L’origine de mon arrivee en Chine n’est pas liee a une attirance pour le pays, mais pour une mission de stage. Apres avoir postule pour travailler en equipe avec deux amies, la reponse positive recue vint avec la proposition de mon metier de reve servie ‘sur un plateau’. J’avais toujours voulu travailler dans le domaine du voyage, dans la creation de produits particulierement. La fin des etudes est le moment ou l’on se demande si l’on continue sur une autre formation tant qu’on y est, ou rester au poste auquel j’étais embauchee pour la securite, ou sinon, ou aller ? Que faire et comment y arriver ? Tellement de questions qui cachent bien souvent ce que l’on ressent vraiment. J’ai eu la chance de reussir a m’ecouter et de repartir a l’aventure, pour une mission de developement de circuits dans deux provinces voisines du Yunnan afin de créer des itineraires, et les decrire sur le site, tout en accompagnant les premiers circuits. J’ai quitte mon emploi a Londres au moment de Noel, et je suis donc arrivee dans le Sud Ouest de la Chine, a Kunming dans la province du Yunnan, le 7 Fevrier 2008, le jour du Nouvel An chinois, pendant ce fameux rude hiver ayant frappe la Chine. A mon arrivee, j’ai immediatement ressenti etre dans un tout autre monde. Outre la difficulte a trouver l’appartement dans lequel je sejournais les premiers temps, avec aucun moyen de communiquer et des pates de maisons arranges tout a fait différemment, ma premiere surprise fut l’absence de chauffage dans les maisons du sud-ouest de la Chine. J’ai eu froid, faim car je ne trouvais aucun lieu ressemblant a un ‘restaurant’ ou une ‘epicerie’ et me sentais totalement perdue car les gens me devisageaient sans aucune pudeur dans la rue. Puis les autres stagiaires sont arrivees quelques semaines plus tard, nous avons demenagees dans un quartier plus accessible, et tout a commence. Tout d’abord, mon travail était extremement interessant et j’eu la bonne surprise de reellement faire ce qui m’avait été decrit. J’ai donc fait des recherches sur la region,  ecrit pour le site en anglais et en francais, puis partais en circuit regulierement, dans des contrees tres retirees de la Chine. J’ai fait de nombreuses decouvertes, ai rencontre beaucoup de gens interessants, et avais la tete remplie de milliers de questions.

 

– Quand et comment avez-vous franchi ce pas ?

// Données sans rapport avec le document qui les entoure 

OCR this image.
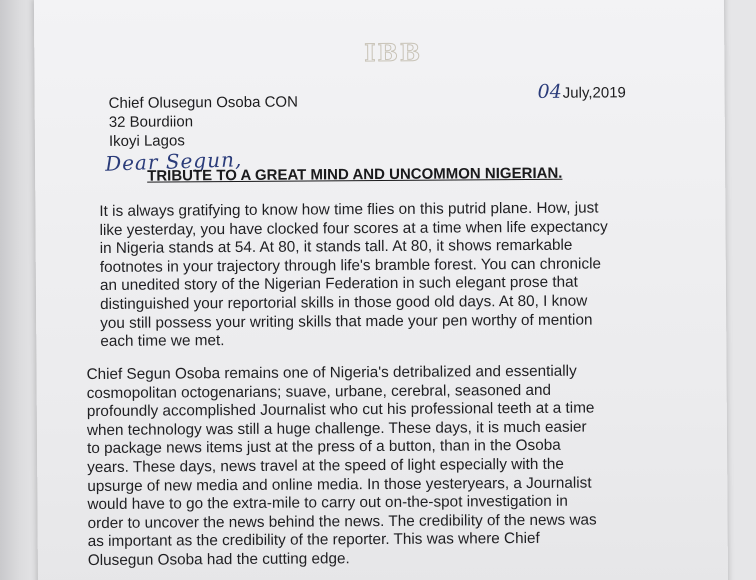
IBB
Chief Olusegun Osoba CON
32 Bourdiion
Ikoyi Lagos
04July,2019
Dear Segun,
TRIBUTE TO A GREAT MIND AND UNCOMMON NIGERIAN.
It is always gratifying to know how time flies on this putrid plane. How, just
like yesterday, you have clocked four scores at a time when life expectancy
in Nigeria stands at 54. At 80, it stands tall. At 80, it shows remarkable
footnotes in your trajectory through life's bramble forest. You can chronicle
an unedited story of the Nigerian Federation in such elegant prose that
distinguished your reportorial skills in those good old days. At 80, I know
you still possess your writing skills that made your pen worthy of mention
each time we met.
Chief Segun Osoba remains one of Nigeria's detribalized and essentially
cosmopolitan octogenarians; suave, urbane, cerebral, seasoned and
profoundly accomplished Journalist who cut his professional teeth at a time
when technology was still a huge challenge. These days, it is much easier
to package news items just at the press of a button, than in the Osoba
years. These days, news travel at the speed of light especially with the
upsurge of new media and online media. In those yesteryears, a Journalist
would have to go the extra-mile to carry out on-the-spot investigation in
order to uncover the news behind the news. The credibility of the news was
as important as the credibility of the reporter. This was where Chief
Olusegun Osoba had the cutting edge.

C’est donc ainsi qu’au bout de 3 mois, j’ai commence a m’imaginer prolonger mon sejour, des opportunites se sont alors crees devant moi comme par miracle : des rencontres, des propositions, des idees naissaient. Tout semblait possible. J’ai, par la suite, compris qu’il n’y a pas de miracles, mais qu’il faut apprendre a s’ecouter et ainsi se retrouver dans le bon environement.

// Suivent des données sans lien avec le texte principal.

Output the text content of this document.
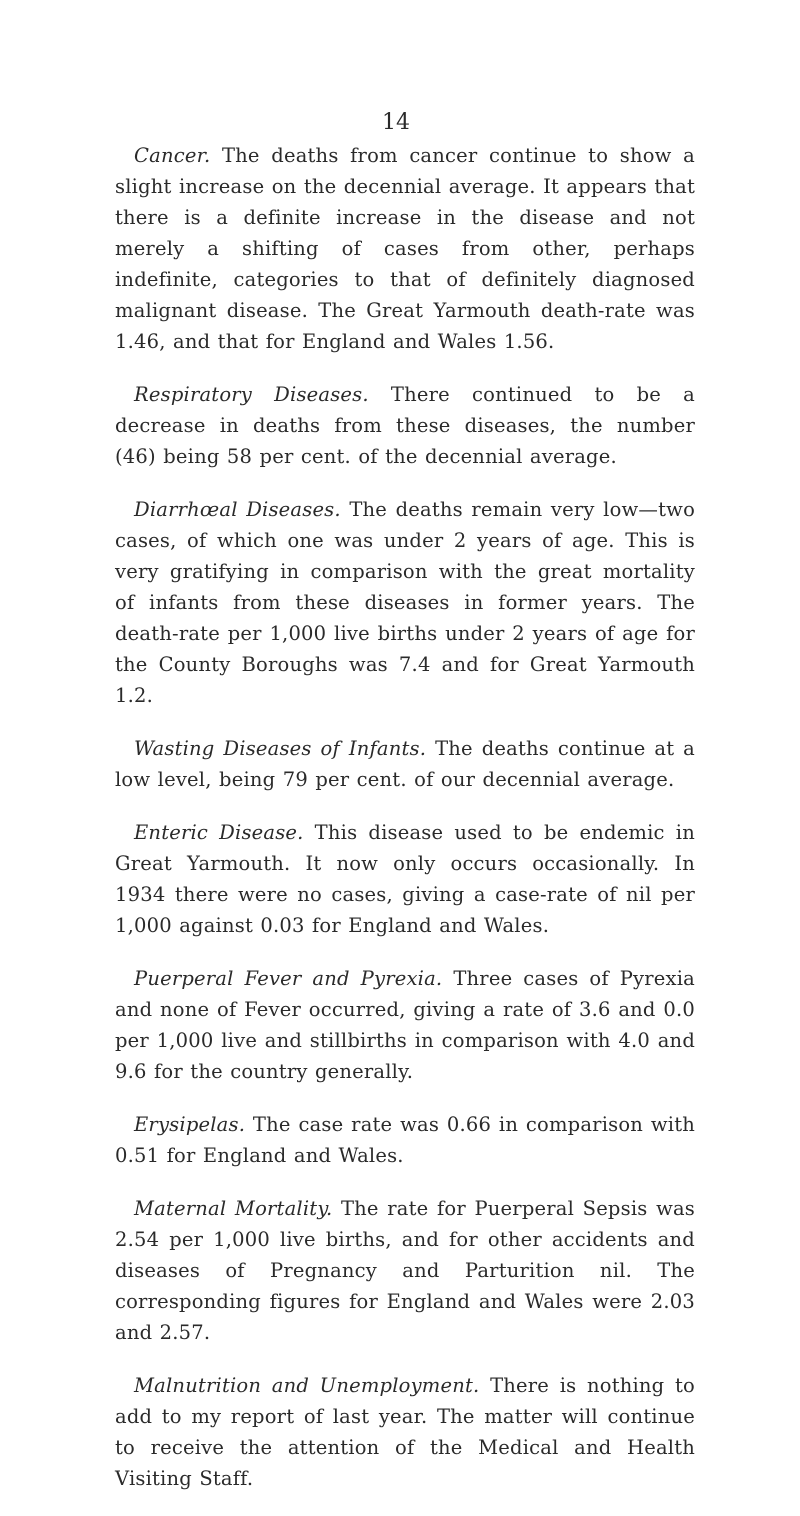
14

Cancer. The deaths from cancer continue to show a slight increase on the decennial average. It appears that there is a definite increase in the disease and not merely a shifting of cases from other, perhaps indefinite, categories to that of definitely diagnosed malignant disease. The Great Yarmouth death-rate was 1.46, and that for England and Wales 1.56.

Respiratory Diseases. There continued to be a decrease in deaths from these diseases, the number (46) being 58 per cent. of the decennial average.

Diarrhœal Diseases. The deaths remain very low—two cases, of which one was under 2 years of age. This is very gratifying in comparison with the great mortality of infants from these diseases in former years. The death-rate per 1,000 live births under 2 years of age for the County Boroughs was 7.4 and for Great Yarmouth 1.2.

Wasting Diseases of Infants. The deaths continue at a low level, being 79 per cent. of our decennial average.

Enteric Disease. This disease used to be endemic in Great Yarmouth. It now only occurs occasionally. In 1934 there were no cases, giving a case-rate of nil per 1,000 against 0.03 for England and Wales.

Puerperal Fever and Pyrexia. Three cases of Pyrexia and none of Fever occurred, giving a rate of 3.6 and 0.0 per 1,000 live and stillbirths in comparison with 4.0 and 9.6 for the country generally.

Erysipelas. The case rate was 0.66 in comparison with 0.51 for England and Wales.

Maternal Mortality. The rate for Puerperal Sepsis was 2.54 per 1,000 live births, and for other accidents and diseases of Pregnancy and Parturition nil. The corresponding figures for England and Wales were 2.03 and 2.57.

Malnutrition and Unemployment. There is nothing to add to my report of last year. The matter will continue to receive the attention of the Medical and Health Visiting Staff.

Le prix de la vie laissait meme la place a l’echec ou a un delai avant la reussite. Cette annee 2008 fut fabulause pour moi. J’ai eu la chance de faire le metier dont je revais, je souhaitais apprendre le journalisme touristique et j’ai rencontre le mois-meme une femme ayant été editrice du National Geographic, puis l’equipe complete du Yunnan DM. J’ai ensuite pense a créer ma propre agence dans une autre province, et avant que je n’ai le temps de rencontrer la personne chinoise a qui je souhaitais parler du projet, elle m’a appele pour me le proposer. Tous ces hasards allaient tout a fait dans ma direction, c’était incroyable, tout était merveilleux. Je les ai considere comme les reponses a mes questions sur ce que je ferai apres la Chine, pourquoi ne pas travailler ici plutôt que de retomber dans des recherches incertaines et un environnement que je ne connais que trop bien? Ce furent ces hasards qui me conduirent a annuler mon vol retour en France et rester ici, apprendre tous les jours de cette culture tellement etrange, construire, et m’epanouir. Ca n’a pas été facile car ma famille n’attendais qu’une chose apres mes etudes, que je trouve un emploi stable, dans une vie stable et securisee. Mais parfois, vouloir le bien de ses enfants les empeche de vivre pleinement. Peu importe la stabilite ou le niveau de risque que nous prenons, la vie est courte et faite pour etre vecue. De cette facon, chaque jour, je n’ai pas un regret. Je suis donc restee, et le temps est passe, tellement vite…

 

-Pouvez-vous me décrire un peu votre vie là-bas, le quotidien ? Votre ressenti sur le pays, la culture, les gens ? Quels sont les aspects qui vous ont charmée et ceux qui vous ont le plus dérangé ?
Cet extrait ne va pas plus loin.